The chapter involving the life-story and the dramatic death of Arthur Ruskin is perhaps the most blackly humorous of the novel. Arthur is drawn in vivid detail. We have learned from Maria that Arthur is verbally abusive, but at dinner he is a charming and interesting character from a pre-politically correct era. He seems very much in love with the material things of life, which adds obvious irony to the colossally unkind wait staff at La Boue d'Argent. Like most things in the novel, their cruelty is a cartoon designed to capture the callousness of capitalism in the 1980s. Arthur exists for them only as a credit card. When he's dead, they have no interest in him any longer. So much for the life Arthur loves.

McCoy & McCoy Associates, as Sherman calls his alliance with Judy to save their social reputation, is hard at work. On one level this attempt to resume life as normal, and to save whatever vestiges of dignity and status that they can, represents Sherman McCoy's newfound resolve to fight. However, one might ask how realistic the attempt is. Sherman's motive is clear, but what about Judy's? Is Judy still hurt that Sherman pursued Maria and lied to her about it? Is she intent on preserving their home? Does she secretly love Sherman? We have no idea, because, as thoughout the novel, Wolfe leaves the inner-lives of his female characters a mystery. Her willingness to "stand by her man" in public is never explained.

We know that the novel is rounding to a close because characters who have been absent for hundreds of pages -- Fiske, for example -- have begun to pop up again. The Mayor is one of these. His portrait in Chapter 27 is no more flattering than our first view of him at the riot. He breathes politics, and has no honest regard for the welfare of the city, only for the security of his office. The meeting with the Bishop is a chilling glimpse at tit-for-tat City politics. The Bishop, as a black man, would have lent a modicum of credibility to his proposed crime commission. Instead, because he can't get any support from a black man, the Mayor feels that he is forced to malign McCoy to regain his credibility with non-white voters.

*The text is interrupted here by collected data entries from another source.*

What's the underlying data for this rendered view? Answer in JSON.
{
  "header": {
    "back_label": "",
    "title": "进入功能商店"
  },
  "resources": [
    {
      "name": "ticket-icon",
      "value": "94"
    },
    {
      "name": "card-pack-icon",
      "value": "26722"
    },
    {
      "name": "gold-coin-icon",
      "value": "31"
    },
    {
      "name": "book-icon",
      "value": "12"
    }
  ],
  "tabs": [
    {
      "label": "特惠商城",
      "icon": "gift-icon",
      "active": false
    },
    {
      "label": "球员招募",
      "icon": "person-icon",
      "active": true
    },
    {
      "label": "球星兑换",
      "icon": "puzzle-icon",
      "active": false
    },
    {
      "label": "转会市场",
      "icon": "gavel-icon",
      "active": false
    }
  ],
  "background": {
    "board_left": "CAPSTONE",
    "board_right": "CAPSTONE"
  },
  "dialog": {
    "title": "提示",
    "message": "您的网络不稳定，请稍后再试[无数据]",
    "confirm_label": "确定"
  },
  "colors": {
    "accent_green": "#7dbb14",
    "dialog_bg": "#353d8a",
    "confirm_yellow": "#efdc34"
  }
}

The offensively humorous "plaques for blacks" discussion with Sheldon, the Mayor's secretary, shows the kind of "for the media only" activities that the City uses for "steam control" -- i.e. to throw the civil rights activists an occasional bone. The Mayor sees his reputation with African-Americans as dependant upon an occassional plaque and photo op. Neither Reverend Bacon nor the Mayor seems to think that real social reform or racial healing is at all possible. Indeed, both of them seem invested in maintaining a status quo of racial divide; their power depends on it. Steam control indeed.